In un’intervista all’agenzia sciita “Alsumaria News”, il presule si dice addolorato
di fronte alla continua migrazione di fedeli dal Paese, che minaccia la stessa presenza
cristiana in Irak. Roberta Gisotti ne ha parlato con sacerdote iracheno, donGeorges Jahola:
R. – Bombe e
attentati, rapimenti di bambini da parte di bande armate per autofinanziarsi e, proprio
in questi giorni, dieci nuove esecuzioni capitali, 119 dall’inizio dell’anno. Non
sembra essere l’Iraq un Paese avviato alla normalità.
D. – Don Georges, quanti
cristiani sono rimasti nel Paese e come vivono?

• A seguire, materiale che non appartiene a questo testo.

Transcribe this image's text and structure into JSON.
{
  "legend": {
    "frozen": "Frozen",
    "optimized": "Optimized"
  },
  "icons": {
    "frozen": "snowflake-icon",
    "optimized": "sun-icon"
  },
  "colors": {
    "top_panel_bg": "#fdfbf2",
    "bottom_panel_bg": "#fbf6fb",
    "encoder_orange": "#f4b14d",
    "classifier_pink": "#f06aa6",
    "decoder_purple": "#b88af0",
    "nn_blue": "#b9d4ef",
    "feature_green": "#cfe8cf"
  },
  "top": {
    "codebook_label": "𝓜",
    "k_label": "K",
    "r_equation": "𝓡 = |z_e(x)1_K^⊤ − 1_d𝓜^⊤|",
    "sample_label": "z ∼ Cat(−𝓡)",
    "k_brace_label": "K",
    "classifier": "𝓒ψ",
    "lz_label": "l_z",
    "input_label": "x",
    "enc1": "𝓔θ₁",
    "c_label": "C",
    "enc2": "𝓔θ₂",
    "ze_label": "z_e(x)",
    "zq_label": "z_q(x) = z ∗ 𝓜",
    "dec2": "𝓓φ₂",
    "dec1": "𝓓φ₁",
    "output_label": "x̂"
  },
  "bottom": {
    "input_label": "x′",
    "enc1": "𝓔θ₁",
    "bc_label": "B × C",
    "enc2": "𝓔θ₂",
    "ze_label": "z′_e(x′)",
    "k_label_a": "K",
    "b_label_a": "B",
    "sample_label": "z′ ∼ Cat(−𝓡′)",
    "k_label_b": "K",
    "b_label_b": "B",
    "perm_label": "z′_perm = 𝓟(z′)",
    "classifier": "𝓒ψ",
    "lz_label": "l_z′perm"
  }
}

R. – Le statistiche oggi non
sono così certe, però di sicuro i cristiani sono diminuiti di un terzo da prima della
guerra, dieci anni fa. Possiamo dire che circa 300-350 mila vivono precariamente a
causa della situazione generale nel Paese, ma anche perché c’è qualche azione terroristica
che prende di mira alcune comunità cristiane. Tutto il Paese soffre comunque della
mancanza di sicurezza: oggi non più come prima, perché gli atti terroristici sono
per lo più il risultato di una lotta tra componenti politiche. A causa di queste situazioni,
i fedeli emigrano per mancanza di lavoro e mancanza anche di servizi di base, come
elettricità e carburanti, che forse per gli occidentali sono cose ovvie, ma da noi
sono veramente essenziali e non si trovano facilmente.
D. - Mons. Sako chiede
al governo in questo contesto di “assumersi la responsabilità di fornire a tutti i
gruppi” che vivono in Iraq “la sicurezza, la stabilità e la dignità”. Chi potrà raccogliere
questo appello, forse il primo ministro Maliki o il presidente Talibani o nessuno
in questo momento?
R. – Sicuramente, il primo dovrebbe essere il governo centrale
che è rappresentato da Maliki. Ma anche il governo regionale del Kurdistan, e ognuno
nel suo territorio, può assicurare ai cristiani di vivere in pace, in tranquillità
e con dignità. Ma se vogliamo tutti quanti possono collaborare, ciascuno da parte
sua, con decreti e raccomandazioni, anche nelle regioni, nelle città, per assicurare
una vita dignitosa ai cristiani.
D. – Non si può certo lasciare che i cristiani
scompaiano da queste terre?
R. – E’ doloroso pensarlo e vederlo accadere sotto
i nostri occhi: i nostri fedeli scappano dall’Iraq per cercare una vita pacifica ed
anche una vita di cultura, che oggi manca in Iraq e infatti l’educazione scolastica
è ridotta da molti anni.
D. – Quindi, anche la tristezza e il dolore di vedere
il loro Paese che non si riprende…
R. – Questo è vero perché è un Paese che
dopo dieci anni di guerra è stato abbandonato dall’Occidente, dagli alleati, dagli
Stati Uniti. E’ un Paese abbandonato alla propria ignoranza e questo fa pena a noi,
in quanto Chiesa che guida questo popolo e questa gente e che dà anche testimonianza
alla popolazione intera.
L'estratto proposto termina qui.